Some potential limitations of the study should be mentioned. First, the size of the population sample was limited by the complexity of the imaging protocol and by the monocentric nature of the study. However, despite the relatively low number of patients, the results were largely convergent. Next, we decided to use the MidP strategy to mitigate the impact of respiratory motion on the PET uptake distribution. In our patient cohort, this approach had probably limited added value since respiration-associated tumour motion was relatively small. This may be related to the fact that tumours were mostly located in the upper lung lobes (12 out of 14 patients), where respiratory motion is generally small. Finally, we pooled all FDG and FAZA PET/CT pairs together for FDG and FAZA SUV_max, SUV_peak and SUV_mean correlation analysis. However, these data are not independent since up to three pairs of images belong to the same patient. We tested the robustness of our results by performing the calculations on the 14 pre-treatment PET/CT pairs alone and the results were unchanged: r between FDG and FAZA for SUV_max, SUV_peak and SUV_mean was 0.76, 0.77 and 0.77, respectively (p value <.002). A similar remark can be made for the voxel-wise correlation analysis of FDG and FAZA PET uptakes. Indeed, uptake values of neighbouring voxels are not fully independent because of post-reconstruction smoothing, which should lead to higher correlation results, by smoothing either noise or actual local uptake variations within each image.

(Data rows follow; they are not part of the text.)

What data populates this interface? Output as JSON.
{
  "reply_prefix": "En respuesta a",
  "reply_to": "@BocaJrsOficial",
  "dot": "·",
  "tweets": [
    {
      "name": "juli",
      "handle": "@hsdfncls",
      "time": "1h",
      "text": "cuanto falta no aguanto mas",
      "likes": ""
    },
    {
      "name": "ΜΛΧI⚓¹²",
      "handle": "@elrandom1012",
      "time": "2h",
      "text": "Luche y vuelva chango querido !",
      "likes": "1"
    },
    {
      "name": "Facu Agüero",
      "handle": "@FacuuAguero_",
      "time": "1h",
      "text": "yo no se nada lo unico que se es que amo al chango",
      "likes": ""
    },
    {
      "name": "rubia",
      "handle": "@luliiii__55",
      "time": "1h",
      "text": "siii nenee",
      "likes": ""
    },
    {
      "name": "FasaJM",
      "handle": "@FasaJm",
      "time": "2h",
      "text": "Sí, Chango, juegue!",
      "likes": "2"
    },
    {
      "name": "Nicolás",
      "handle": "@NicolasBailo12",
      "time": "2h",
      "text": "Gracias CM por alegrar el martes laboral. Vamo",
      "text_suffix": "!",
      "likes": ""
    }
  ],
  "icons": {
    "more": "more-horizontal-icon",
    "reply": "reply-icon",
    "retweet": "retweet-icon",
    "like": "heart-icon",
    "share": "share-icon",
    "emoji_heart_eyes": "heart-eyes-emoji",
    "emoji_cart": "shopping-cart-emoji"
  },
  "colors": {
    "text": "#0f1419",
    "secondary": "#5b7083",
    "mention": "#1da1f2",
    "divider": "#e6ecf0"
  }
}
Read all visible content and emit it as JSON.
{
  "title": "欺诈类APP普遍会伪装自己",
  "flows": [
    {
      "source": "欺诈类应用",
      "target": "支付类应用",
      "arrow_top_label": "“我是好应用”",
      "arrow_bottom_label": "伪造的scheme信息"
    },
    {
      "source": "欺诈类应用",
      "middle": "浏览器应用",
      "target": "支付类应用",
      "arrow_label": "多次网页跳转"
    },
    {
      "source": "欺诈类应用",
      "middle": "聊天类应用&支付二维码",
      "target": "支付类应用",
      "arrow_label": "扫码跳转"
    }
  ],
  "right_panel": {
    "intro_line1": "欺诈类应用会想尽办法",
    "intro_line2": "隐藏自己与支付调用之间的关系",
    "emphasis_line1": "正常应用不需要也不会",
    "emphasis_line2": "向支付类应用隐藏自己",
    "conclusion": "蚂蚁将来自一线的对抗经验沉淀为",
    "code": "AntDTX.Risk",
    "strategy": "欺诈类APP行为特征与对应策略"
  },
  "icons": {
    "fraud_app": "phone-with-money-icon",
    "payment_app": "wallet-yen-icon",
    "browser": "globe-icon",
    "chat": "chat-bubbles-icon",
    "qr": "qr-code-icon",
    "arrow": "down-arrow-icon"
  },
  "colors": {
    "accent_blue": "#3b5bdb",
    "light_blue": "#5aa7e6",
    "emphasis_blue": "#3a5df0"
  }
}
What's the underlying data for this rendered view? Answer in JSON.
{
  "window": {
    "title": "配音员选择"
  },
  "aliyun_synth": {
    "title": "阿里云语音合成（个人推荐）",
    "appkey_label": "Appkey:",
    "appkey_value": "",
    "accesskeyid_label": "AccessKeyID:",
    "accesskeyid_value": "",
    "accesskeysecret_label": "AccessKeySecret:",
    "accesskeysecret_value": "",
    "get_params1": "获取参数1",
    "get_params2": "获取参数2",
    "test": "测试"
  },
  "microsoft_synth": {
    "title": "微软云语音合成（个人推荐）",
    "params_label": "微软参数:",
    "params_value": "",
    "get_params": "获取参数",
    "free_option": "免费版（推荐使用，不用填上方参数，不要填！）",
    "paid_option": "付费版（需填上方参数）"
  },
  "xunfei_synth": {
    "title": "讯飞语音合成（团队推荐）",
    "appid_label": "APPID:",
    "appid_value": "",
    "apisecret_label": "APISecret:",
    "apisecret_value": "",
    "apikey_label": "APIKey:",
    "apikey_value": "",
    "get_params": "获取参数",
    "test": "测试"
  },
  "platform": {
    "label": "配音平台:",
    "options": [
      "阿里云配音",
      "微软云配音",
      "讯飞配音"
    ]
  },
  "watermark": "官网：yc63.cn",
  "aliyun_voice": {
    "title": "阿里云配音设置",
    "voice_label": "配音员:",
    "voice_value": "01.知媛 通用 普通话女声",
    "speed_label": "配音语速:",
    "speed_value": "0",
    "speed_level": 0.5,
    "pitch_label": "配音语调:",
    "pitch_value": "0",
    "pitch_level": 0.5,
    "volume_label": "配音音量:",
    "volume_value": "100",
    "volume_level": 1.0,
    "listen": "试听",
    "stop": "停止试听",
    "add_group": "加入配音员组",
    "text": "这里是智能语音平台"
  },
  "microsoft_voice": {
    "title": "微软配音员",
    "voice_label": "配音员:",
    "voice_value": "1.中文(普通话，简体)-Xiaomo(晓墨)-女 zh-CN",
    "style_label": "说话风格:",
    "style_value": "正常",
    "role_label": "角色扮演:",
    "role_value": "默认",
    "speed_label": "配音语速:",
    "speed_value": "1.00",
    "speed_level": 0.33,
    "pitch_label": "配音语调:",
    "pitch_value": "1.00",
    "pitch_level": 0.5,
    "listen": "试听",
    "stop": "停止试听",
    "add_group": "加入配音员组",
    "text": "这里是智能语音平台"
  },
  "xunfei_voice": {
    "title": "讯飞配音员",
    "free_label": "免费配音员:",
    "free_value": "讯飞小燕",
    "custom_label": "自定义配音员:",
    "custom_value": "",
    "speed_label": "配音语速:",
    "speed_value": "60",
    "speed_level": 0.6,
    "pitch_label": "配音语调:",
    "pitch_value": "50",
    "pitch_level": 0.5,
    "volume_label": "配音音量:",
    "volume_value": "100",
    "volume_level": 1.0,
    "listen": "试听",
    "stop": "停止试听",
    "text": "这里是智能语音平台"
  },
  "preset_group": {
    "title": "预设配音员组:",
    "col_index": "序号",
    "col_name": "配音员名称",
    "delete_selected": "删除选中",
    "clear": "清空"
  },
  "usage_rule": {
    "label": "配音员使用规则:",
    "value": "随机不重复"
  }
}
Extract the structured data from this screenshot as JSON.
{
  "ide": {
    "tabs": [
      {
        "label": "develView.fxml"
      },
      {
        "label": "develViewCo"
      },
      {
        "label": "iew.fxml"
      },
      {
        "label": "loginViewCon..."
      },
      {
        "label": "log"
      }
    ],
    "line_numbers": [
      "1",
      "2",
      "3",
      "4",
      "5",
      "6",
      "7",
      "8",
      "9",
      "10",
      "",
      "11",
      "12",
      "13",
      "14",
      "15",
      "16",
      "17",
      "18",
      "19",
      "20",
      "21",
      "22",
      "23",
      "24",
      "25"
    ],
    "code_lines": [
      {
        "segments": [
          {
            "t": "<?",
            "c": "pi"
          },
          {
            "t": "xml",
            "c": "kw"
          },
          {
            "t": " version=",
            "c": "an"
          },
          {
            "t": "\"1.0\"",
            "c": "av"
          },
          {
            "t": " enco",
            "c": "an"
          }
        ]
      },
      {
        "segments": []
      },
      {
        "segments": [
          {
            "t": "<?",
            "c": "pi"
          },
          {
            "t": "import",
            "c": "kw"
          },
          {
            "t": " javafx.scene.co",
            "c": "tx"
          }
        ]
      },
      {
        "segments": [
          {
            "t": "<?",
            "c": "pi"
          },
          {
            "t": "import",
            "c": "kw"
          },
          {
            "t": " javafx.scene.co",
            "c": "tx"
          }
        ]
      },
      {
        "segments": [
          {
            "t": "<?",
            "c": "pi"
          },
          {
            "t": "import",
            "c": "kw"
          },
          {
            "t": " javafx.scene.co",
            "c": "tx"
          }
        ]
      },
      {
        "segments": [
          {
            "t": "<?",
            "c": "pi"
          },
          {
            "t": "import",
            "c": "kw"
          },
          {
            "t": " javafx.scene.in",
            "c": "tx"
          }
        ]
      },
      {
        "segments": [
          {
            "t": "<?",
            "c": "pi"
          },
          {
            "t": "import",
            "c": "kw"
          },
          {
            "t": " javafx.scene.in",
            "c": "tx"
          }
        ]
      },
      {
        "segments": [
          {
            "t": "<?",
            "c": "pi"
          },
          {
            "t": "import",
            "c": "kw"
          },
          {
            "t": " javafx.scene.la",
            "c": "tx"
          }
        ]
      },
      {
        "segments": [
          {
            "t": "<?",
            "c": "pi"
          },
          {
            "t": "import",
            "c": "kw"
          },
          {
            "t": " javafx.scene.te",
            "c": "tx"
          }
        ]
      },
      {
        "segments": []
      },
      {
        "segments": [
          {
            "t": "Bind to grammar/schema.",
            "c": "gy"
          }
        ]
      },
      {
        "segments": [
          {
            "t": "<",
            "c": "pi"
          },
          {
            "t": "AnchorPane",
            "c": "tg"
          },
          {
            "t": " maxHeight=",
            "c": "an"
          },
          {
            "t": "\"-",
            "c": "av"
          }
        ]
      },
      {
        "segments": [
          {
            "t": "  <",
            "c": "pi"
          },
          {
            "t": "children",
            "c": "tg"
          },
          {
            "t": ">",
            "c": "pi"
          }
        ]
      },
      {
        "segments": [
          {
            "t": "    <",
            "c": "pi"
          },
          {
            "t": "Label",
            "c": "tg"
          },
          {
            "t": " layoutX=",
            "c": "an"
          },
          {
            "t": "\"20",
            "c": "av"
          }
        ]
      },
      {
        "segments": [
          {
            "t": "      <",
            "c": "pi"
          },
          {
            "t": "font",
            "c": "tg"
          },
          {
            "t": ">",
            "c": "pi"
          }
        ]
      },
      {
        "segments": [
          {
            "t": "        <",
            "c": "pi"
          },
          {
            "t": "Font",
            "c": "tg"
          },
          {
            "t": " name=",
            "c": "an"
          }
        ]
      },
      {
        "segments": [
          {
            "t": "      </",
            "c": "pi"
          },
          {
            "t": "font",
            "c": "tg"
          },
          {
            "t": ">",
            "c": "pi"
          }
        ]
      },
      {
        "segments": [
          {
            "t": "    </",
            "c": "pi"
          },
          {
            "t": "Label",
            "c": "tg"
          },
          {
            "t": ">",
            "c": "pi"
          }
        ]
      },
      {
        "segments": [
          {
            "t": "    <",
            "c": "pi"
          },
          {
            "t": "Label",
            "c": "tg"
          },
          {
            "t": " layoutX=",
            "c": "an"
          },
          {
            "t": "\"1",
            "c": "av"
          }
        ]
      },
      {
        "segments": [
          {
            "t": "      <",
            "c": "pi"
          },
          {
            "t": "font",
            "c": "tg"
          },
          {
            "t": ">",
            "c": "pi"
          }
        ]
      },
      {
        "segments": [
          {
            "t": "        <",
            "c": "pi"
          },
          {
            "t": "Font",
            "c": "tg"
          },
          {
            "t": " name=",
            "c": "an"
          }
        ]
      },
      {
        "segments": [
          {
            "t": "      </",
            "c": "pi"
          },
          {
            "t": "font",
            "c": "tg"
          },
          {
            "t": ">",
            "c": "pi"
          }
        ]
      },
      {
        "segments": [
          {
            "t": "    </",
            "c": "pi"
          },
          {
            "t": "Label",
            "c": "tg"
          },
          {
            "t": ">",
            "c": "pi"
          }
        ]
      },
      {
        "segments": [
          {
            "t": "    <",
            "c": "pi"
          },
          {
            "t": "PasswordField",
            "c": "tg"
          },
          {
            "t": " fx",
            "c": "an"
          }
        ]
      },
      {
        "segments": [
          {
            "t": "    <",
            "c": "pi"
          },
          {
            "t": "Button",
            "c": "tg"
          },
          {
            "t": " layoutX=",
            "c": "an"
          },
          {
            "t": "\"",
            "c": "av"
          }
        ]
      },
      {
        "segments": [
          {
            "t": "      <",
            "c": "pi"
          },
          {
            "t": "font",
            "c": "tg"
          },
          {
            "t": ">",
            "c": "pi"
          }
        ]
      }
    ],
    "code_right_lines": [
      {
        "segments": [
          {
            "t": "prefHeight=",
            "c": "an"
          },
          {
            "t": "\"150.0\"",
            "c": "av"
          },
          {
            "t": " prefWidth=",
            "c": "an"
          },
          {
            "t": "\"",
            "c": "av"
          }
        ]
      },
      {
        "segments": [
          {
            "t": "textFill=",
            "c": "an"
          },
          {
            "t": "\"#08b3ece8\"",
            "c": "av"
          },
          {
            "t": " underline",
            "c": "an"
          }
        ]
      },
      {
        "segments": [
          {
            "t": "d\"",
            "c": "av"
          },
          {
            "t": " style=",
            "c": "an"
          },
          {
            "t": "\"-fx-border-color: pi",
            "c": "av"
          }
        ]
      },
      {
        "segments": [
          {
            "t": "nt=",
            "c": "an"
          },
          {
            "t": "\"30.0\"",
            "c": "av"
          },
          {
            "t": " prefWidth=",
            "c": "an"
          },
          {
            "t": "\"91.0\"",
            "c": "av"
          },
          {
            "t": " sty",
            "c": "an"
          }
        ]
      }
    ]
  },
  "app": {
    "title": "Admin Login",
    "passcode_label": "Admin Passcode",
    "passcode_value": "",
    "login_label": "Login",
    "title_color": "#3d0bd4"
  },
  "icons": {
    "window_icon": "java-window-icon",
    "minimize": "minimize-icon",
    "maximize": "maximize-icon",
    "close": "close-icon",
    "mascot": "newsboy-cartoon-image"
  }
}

In summary, FDG and FAZA PET uptake distributions displayed strong similarities in unresectable lung carcinomas, despite the distinct pathways targeted by these tracers. Hypoxia PET with FAZA brought very little added value over FDG from the perspective of DP in this population.

Ethical approval

All procedures performed in studies involving human participants were in accordance with the ethical standards of the institutional committee on human experimentation and with the Helsinki declaration of 1975, as revised in 1983.

Informed consent

Informed consent was obtained from all individual participants included in the study.

Disclosure statement

None to declare.

Additional information

Funding

Dario Di Perri is a doctoral researcher funded by ‘Fonds de la Recherche Scientifique – FNRS – Télévie’ (grant no. 7.4572.13F). Xavier Geets is a post-doctoral clinician-researcher, partly funded by ‘Fondation Contre le Cancer’ (grant no. 2014-086). John A. Lee is a research associate with ‘Fonds de la Recherche Scientifique – FNRS’.